En un contexto en el que el reciclaje doméstico toma cada vez más fuerza, los retazos de tela encuentran una nueva oportunidad. Esos sobrantes de cortinas viejas, remeras en desuso o sábanas gastadas pueden convertirse en alfombritas únicas y funcionales, ideales para sumar calidez a cualquier ambiente de la casa.
Este tipo de alfombras caseras no requieren conocimientos avanzados de costura ni herramientas sofisticadas.

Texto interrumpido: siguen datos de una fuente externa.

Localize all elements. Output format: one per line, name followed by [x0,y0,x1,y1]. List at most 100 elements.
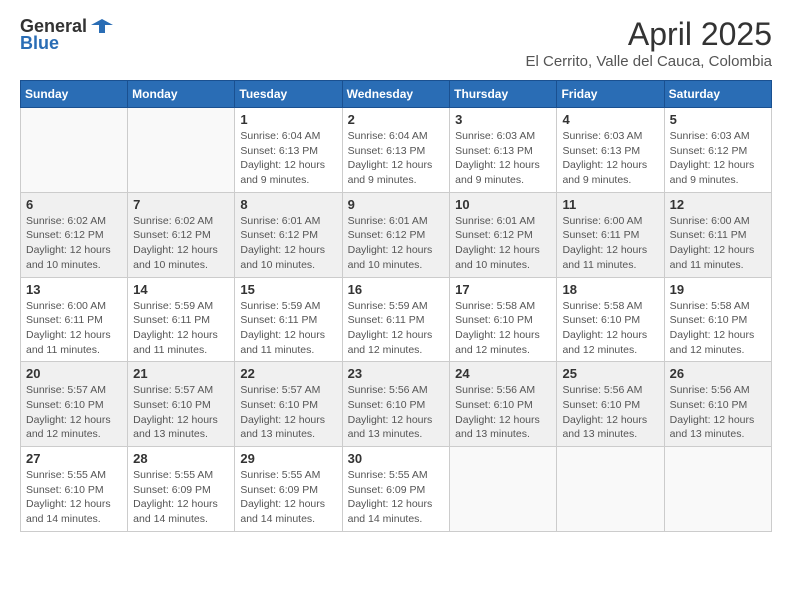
day-number: 30 [348,451,445,466]
calendar-cell: 11 Sunrise: 6:00 AM Sunset: 6:11 PM Dayli… [557,192,664,277]
day-info: Sunrise: 6:04 AM Sunset: 6:13 PM Dayligh… [240,129,336,188]
calendar-cell: 7 Sunrise: 6:02 AM Sunset: 6:12 PM Daylig… [128,192,235,277]
day-number: 29 [240,451,336,466]
day-info: Sunrise: 5:57 AM Sunset: 6:10 PM Dayligh… [133,383,229,442]
day-number: 20 [26,366,122,381]
calendar-cell: 30 Sunrise: 5:55 AM Sunset: 6:09 PM Dayli… [342,447,450,532]
day-info: Sunrise: 6:02 AM Sunset: 6:12 PM Dayligh… [26,214,122,273]
day-number: 10 [455,197,551,212]
day-info: Sunrise: 6:01 AM Sunset: 6:12 PM Dayligh… [455,214,551,273]
logo-blue-text: Blue [20,33,59,54]
calendar-week-row: 13Sunrise: 6:00 AM Sunset: 6:11 PM Dayli… [21,277,772,362]
calendar-cell: 9 Sunrise: 6:01 AM Sunset: 6:12 PM Daylig… [342,192,450,277]
calendar-cell: 23 Sunrise: 5:56 AM Sunset: 6:10 PM Dayli… [342,362,450,447]
day-info: Sunrise: 5:55 AM Sunset: 6:09 PM Dayligh… [240,468,336,527]
weekday-header-saturday: Saturday [664,81,771,108]
month-title: April 2025 [526,16,773,53]
day-info: Sunrise: 6:03 AM Sunset: 6:13 PM Dayligh… [455,129,551,188]
day-info: Sunrise: 5:59 AM Sunset: 6:11 PM Dayligh… [133,299,229,358]
page-header: General Blue April 2025 El Cerrito, Vall… [20,16,772,70]
day-info: Sunrise: 5:56 AM Sunset: 6:10 PM Dayligh… [670,383,766,442]
calendar-cell: 21 Sunrise: 5:57 AM Sunset: 6:10 PM Dayli… [128,362,235,447]
day-number: 3 [455,112,551,127]
calendar-table: SundayMondayTuesdayWednesdayThursdayFrid… [20,80,772,532]
calendar-cell: 17 Sunrise: 5:58 AM Sunset: 6:10 PM Dayli… [450,277,557,362]
day-number: 13 [26,282,122,297]
calendar-week-row: 20 Sunrise: 5:57 AM Sunset: 6:10 PM Dayli… [21,362,772,447]
weekday-header-tuesday: Tuesday [235,81,342,108]
day-info: Sunrise: 5:55 AM Sunset: 6:09 PM Dayligh… [348,468,445,527]
day-number: 22 [240,366,336,381]
calendar-cell: 25 Sunrise: 5:56 AM Sunset: 6:10 PM Dayli… [557,362,664,447]
calendar-cell: 6 Sunrise: 6:02 AM Sunset: 6:12 PM Daylig… [21,192,128,277]
calendar-cell: 22 Sunrise: 5:57 AM Sunset: 6:10 PM Dayli… [235,362,342,447]
day-number: 14 [133,282,229,297]
weekday-header-monday: Monday [128,81,235,108]
logo: General Blue [20,16,113,54]
location-text: El Cerrito, Valle del Cauca, Colombia [526,53,773,70]
day-info: Sunrise: 5:56 AM Sunset: 6:10 PM Dayligh… [562,383,658,442]
weekday-header-sunday: Sunday [21,81,128,108]
calendar-cell [21,108,128,193]
day-info: Sunrise: 6:04 AM Sunset: 6:13 PM Dayligh… [348,129,445,188]
calendar-week-row: 6 Sunrise: 6:02 AM Sunset: 6:12 PM Daylig… [21,192,772,277]
day-info: Sunrise: 6:01 AM Sunset: 6:12 PM Dayligh… [348,214,445,273]
day-info: Sunrise: 5:58 AM Sunset: 6:10 PM Dayligh… [562,299,658,358]
day-number: 11 [562,197,658,212]
day-number: 19 [670,282,766,297]
calendar-cell: 15 Sunrise: 5:59 AM Sunset: 6:11 PM Dayli… [235,277,342,362]
day-info: Sunrise: 5:57 AM Sunset: 6:10 PM Dayligh… [26,383,122,442]
calendar-cell: 27 Sunrise: 5:55 AM Sunset: 6:10 PM Dayli… [21,447,128,532]
day-number: 12 [670,197,766,212]
day-number: 6 [26,197,122,212]
day-info: Sunrise: 5:55 AM Sunset: 6:10 PM Dayligh… [26,468,122,527]
day-number: 28 [133,451,229,466]
calendar-cell: 5 Sunrise: 6:03 AM Sunset: 6:12 PM Daylig… [664,108,771,193]
day-number: 15 [240,282,336,297]
day-number: 16 [348,282,445,297]
day-info: Sunrise: 5:57 AM Sunset: 6:10 PM Dayligh… [240,383,336,442]
calendar-cell: 4Sunrise: 6:03 AM Sunset: 6:13 PM Daylig… [557,108,664,193]
day-number: 7 [133,197,229,212]
calendar-cell: 28 Sunrise: 5:55 AM Sunset: 6:09 PM Dayli… [128,447,235,532]
calendar-cell: 12Sunrise: 6:00 AM Sunset: 6:11 PM Dayli… [664,192,771,277]
calendar-cell: 2 Sunrise: 6:04 AM Sunset: 6:13 PM Daylig… [342,108,450,193]
weekday-header-wednesday: Wednesday [342,81,450,108]
day-number: 23 [348,366,445,381]
day-info: Sunrise: 6:00 AM Sunset: 6:11 PM Dayligh… [562,214,658,273]
title-section: April 2025 El Cerrito, Valle del Cauca, … [526,16,773,70]
day-info: Sunrise: 6:01 AM Sunset: 6:12 PM Dayligh… [240,214,336,273]
calendar-week-row: 27 Sunrise: 5:55 AM Sunset: 6:10 PM Dayli… [21,447,772,532]
day-number: 25 [562,366,658,381]
calendar-cell [557,447,664,532]
calendar-cell [450,447,557,532]
calendar-week-row: 1Sunrise: 6:04 AM Sunset: 6:13 PM Daylig… [21,108,772,193]
calendar-header-row: SundayMondayTuesdayWednesdayThursdayFrid… [21,81,772,108]
day-number: 27 [26,451,122,466]
day-number: 8 [240,197,336,212]
day-info: Sunrise: 6:02 AM Sunset: 6:12 PM Dayligh… [133,214,229,273]
day-info: Sunrise: 6:03 AM Sunset: 6:12 PM Dayligh… [670,129,766,188]
calendar-cell: 19Sunrise: 5:58 AM Sunset: 6:10 PM Dayli… [664,277,771,362]
calendar-cell: 8 Sunrise: 6:01 AM Sunset: 6:12 PM Daylig… [235,192,342,277]
calendar-cell: 16 Sunrise: 5:59 AM Sunset: 6:11 PM Dayli… [342,277,450,362]
weekday-header-thursday: Thursday [450,81,557,108]
day-number: 24 [455,366,551,381]
day-number: 5 [670,112,766,127]
day-number: 18 [562,282,658,297]
day-info: Sunrise: 5:56 AM Sunset: 6:10 PM Dayligh… [348,383,445,442]
weekday-header-friday: Friday [557,81,664,108]
day-info: Sunrise: 5:56 AM Sunset: 6:10 PM Dayligh… [455,383,551,442]
day-info: Sunrise: 5:59 AM Sunset: 6:11 PM Dayligh… [240,299,336,358]
day-number: 21 [133,366,229,381]
day-info: Sunrise: 5:59 AM Sunset: 6:11 PM Dayligh… [348,299,445,358]
calendar-cell: 3 Sunrise: 6:03 AM Sunset: 6:13 PM Daylig… [450,108,557,193]
day-number: 2 [348,112,445,127]
day-number: 9 [348,197,445,212]
day-info: Sunrise: 5:58 AM Sunset: 6:10 PM Dayligh… [455,299,551,358]
calendar-cell: 26Sunrise: 5:56 AM Sunset: 6:10 PM Dayli… [664,362,771,447]
day-number: 17 [455,282,551,297]
calendar-cell: 13Sunrise: 6:00 AM Sunset: 6:11 PM Dayli… [21,277,128,362]
day-info: Sunrise: 5:55 AM Sunset: 6:09 PM Dayligh… [133,468,229,527]
calendar-cell [664,447,771,532]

Con un poco de paciencia, algunas tiras de tela y materiales básicos que suelen estar al alcance en la mayoría de los hogares, se puede dar forma a piezas decorativas con impronta personal, al mismo tiempo que se evita tirar textiles que todavía pueden tener una segunda vida útil.
Además de representar una solución económica, contribuye a la reducción de residuos textiles, este tipo de alfombras suman color y textura a los espacios, con la particularidad de que cada una es única.
Materiales necesarios para el reciclaje de telas
- Retazos de tela (algodón, jean, gabardina, franelas o mezclas resistentes)
- Tijera
- Aguja gruesa o crochet (opcional, según el método elegido)
- Hilo fuerte, lana gruesa o cordón
- Base antideslizante o red plástica (opcional)
- Regla o cinta métrica
El paso a paso para hacer una alfombra de tela con trenzado circular
- Seleccionar los retazos de tela, es recomendable combinar texturas similares para que el trenzado mantenga uniformidad. Cortar tiras de aproximadamente 5 cm de ancho y entre 40 y 50 cm de largo. La cantidad de tiras dependerá del tamaño final de la alfombra.
- Agrupar las tiras de a tres y atar un extremo con un nudo firme. Comenzar a trenzar con cuidado, procurando mantener la tensión equilibrada para que la trenza no quede floja ni demasiado tirante.
- Al finalizar una trenza, unir nuevas tiras con nudos simples o superponer los extremos y coserlos con hilo grueso. Continuar el trenzado hasta alcanzar el largo deseado.
- Una vez completadas varias trenzas, empezar a formar la alfombra. Para el modelo circular, tomar una trenza y comenzar a enrollarla en espiral, cosiendo con puntadas firmes desde el centro hacia afuera. Usar una aguja gruesa e hilo resistente para asegurar cada vuelta. Es importante fijar bien cada tramo para que la alfombra no se desarme con el uso.
- Continuar sumando trenzas alrededor del centro hasta alcanzar el tamaño buscado. Cada unión entre trenzas debe reforzarse con varias puntadas para garantizar estabilidad.
- Para una mayor durabilidad, se puede pegar la alfombra sobre una base antideslizante o coser una tela firme en la parte posterior. Esta etapa también mejora el agarre si la alfombra se coloca sobre pisos lisos.
Variantes: la alfombra se puede hacer cuadrada o rectangular
El mismo método de trenzado permite crear alfombras rectangulares. En ese caso, conviene trenzar varias tiras largas de la misma medida y luego coserlas de forma paralela. Otra opción es anudar los retazos directamente sobre una malla plástica o de goma, técnica que resulta ideal para baños o cocinas por su resistencia al agua.